A microesfera-PCR usa uma esfera de tamanho micro acoplada a oligonucleotídeos em sua superfície, o que permite a amplificação preferencial do DNA de fita simples.

Para iniciar a microesfera-PCR, pegue uma mistura de reação contendo fitas de DNA de fita simples molde, primers diretos com uma etiqueta de nucleotídeo adicional, DNA polimerase termoestável, dNTPs e microesferas exibindo sondas de oligonucleotídeos de fita simples.
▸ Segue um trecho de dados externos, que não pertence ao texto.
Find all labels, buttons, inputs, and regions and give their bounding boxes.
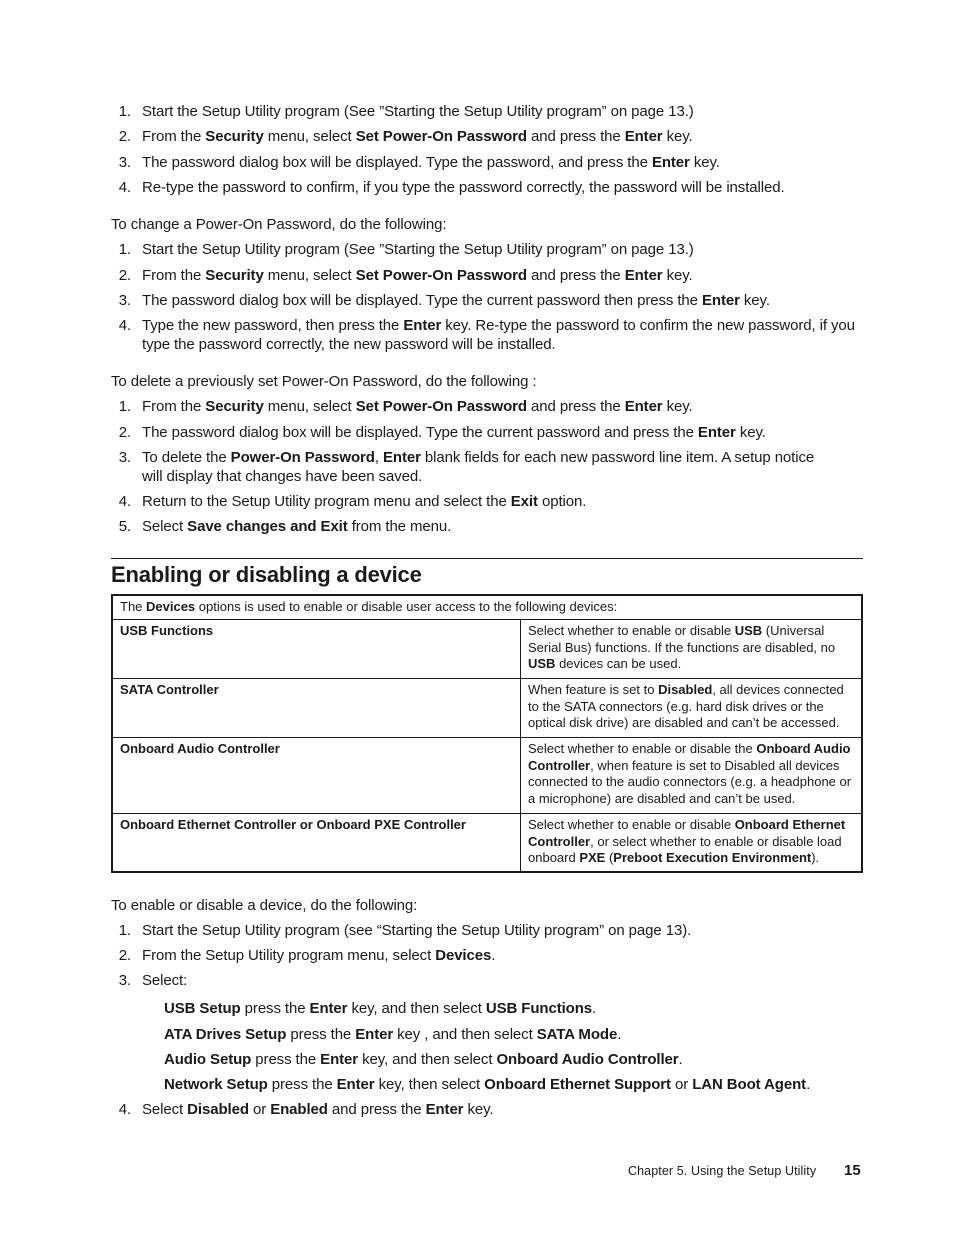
device-desc-cell: Select whether to enable or disable the Onboard Audio Controller, when feature is set to Disabled all devices connected to the audio connectors (e.g. a headphone or a microphone) are disabled and can’t be used. xyxy=(521,737,863,813)
sub-option: ATA Drives Setup press the Enter key , and then select SATA Mode. xyxy=(164,1026,622,1043)
device-name-cell: Onboard Audio Controller xyxy=(112,737,521,813)
device-desc-cell: When feature is set to Disabled, all devices connected to the SATA connectors (e.g. hard disk drives or the optical disk drive) are disabled and can’t be accessed. xyxy=(521,678,863,737)
step-text: To delete the Power-On Password, Enter blank fields for each new password line item. A setup notice will display that changes have been saved. xyxy=(142,449,815,485)
sub-option: USB Setup press the Enter key, and then select USB Functions. xyxy=(164,1000,597,1017)
delete-password-intro: To delete a previously set Power-On Password, do the following : xyxy=(111,373,537,390)
page-number: 15 xyxy=(844,1162,861,1179)
devices-table xyxy=(111,594,863,873)
table-row xyxy=(112,678,862,737)
step-text: Select: xyxy=(142,972,188,989)
footer-chapter: Chapter 5. Using the Setup Utility xyxy=(628,1164,817,1178)
step-text: From the Security menu, select Set Power-On Password and press the Enter key. xyxy=(142,398,693,415)
table-intro-row xyxy=(112,595,862,619)
step-text: Re-type the password to confirm, if you type the password correctly, the password will be installed. xyxy=(142,179,785,196)
sub-option: Audio Setup press the Enter key, and then select Onboard Audio Controller. xyxy=(164,1051,683,1068)
change-password-intro: To change a Power-On Password, do the following: xyxy=(111,216,447,233)
device-name-cell: Onboard Ethernet Controller or Onboard PXE Controller xyxy=(112,813,521,872)
step-text: The password dialog box will be displayed. Type the current password then press the Enter key. xyxy=(142,292,770,309)
section-divider xyxy=(111,558,863,559)
sub-option: Network Setup press the Enter key, then select Onboard Ethernet Support or LAN Boot Agent. xyxy=(164,1076,811,1093)
step-text: Select Disabled or Enabled and press the Enter key. xyxy=(142,1101,494,1118)
section-title: Enabling or disabling a device xyxy=(111,562,422,587)
step-text: Start the Setup Utility program (see “Starting the Setup Utility program” on page 13). xyxy=(142,922,692,939)
step-text: From the Setup Utility program menu, select Devices. xyxy=(142,947,496,964)
table-row xyxy=(112,619,862,678)
table-row xyxy=(112,813,862,872)
step-text: Type the new password, then press the Enter key. Re-type the password to confirm the new password, if you type the password correctly, the new password will be installed. xyxy=(142,317,855,353)
table-intro-cell: The Devices options is used to enable or disable user access to the following devices: xyxy=(112,595,862,619)
step-text: Start the Setup Utility program (See ”Starting the Setup Utility program” on page 13.) xyxy=(142,241,694,258)
step-text: From the Security menu, select Set Power-On Password and press the Enter key. xyxy=(142,128,693,145)
step-text: The password dialog box will be displayed. Type the current password and press the Enter key. xyxy=(142,424,766,441)
device-name-cell: SATA Controller xyxy=(112,678,521,737)
step-text: Start the Setup Utility program (See ”Starting the Setup Utility program” on page 13.) xyxy=(142,103,694,120)
enable-device-intro: To enable or disable a device, do the following: xyxy=(111,897,418,914)
table-row xyxy=(112,737,862,813)
step-text: Select Save changes and Exit from the menu. xyxy=(142,518,452,535)
device-name-cell: USB Functions xyxy=(112,619,521,678)
device-desc-cell: Select whether to enable or disable USB (Universal Serial Bus) functions. If the functions are disabled, no USB devices can be used. xyxy=(521,619,863,678)
device-desc-cell: Select whether to enable or disable Onboard Ethernet Controller, or select whether to enable or disable load onboard PXE (Preboot Execution Environment). xyxy=(521,813,863,872)
step-text: The password dialog box will be displayed. Type the password, and press the Enter key. xyxy=(142,154,720,171)
step-text: From the Security menu, select Set Power-On Password and press the Enter key. xyxy=(142,267,693,284)
step-text: Return to the Setup Utility program menu and select the Exit option. xyxy=(142,493,587,510)
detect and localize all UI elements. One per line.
Coloque o tubo em um termociclador e funcione nas condições definidas.

No primeiro ciclo, na temperatura de recozimento, o DNA molde se liga à sonda na superfície da microesfera, de modo que o DNA molde funcione como a fita sensorial. Durante a extensão, a polimerase estende o DNA e o duplex permanece ligado à microesfera.

No ciclo seguinte, durante a desnaturação, o DNA molde se separa da microesfera, deixando a fita da sonda ligada à superfície - servindo como modelo para uma nova fita.

Durante o recozimento, o primer marcado se liga à fita antisense. Mais tarde, a polimerase o estende para sintetizar a fita sensorial com a etiqueta de nucleotídeos.

Repita o ciclo várias vezes para gerar várias cópias do DNA de fita simples sensorial, que vão para a solução, enquanto os contaminantes de fita dupla permanecem presos.

Transfira os produtos de PCR para um tubo contendo um tampão de carga. Carregue o produto e os marcadores em diferentes poços do gel e separe usando eletroforese em gel de agarose.

Os DNAs molde formam uma banda fraca de baixo peso molecular, enquanto uma banda intensa de alto peso molecular confirma a amplificação do DNA de fita simples.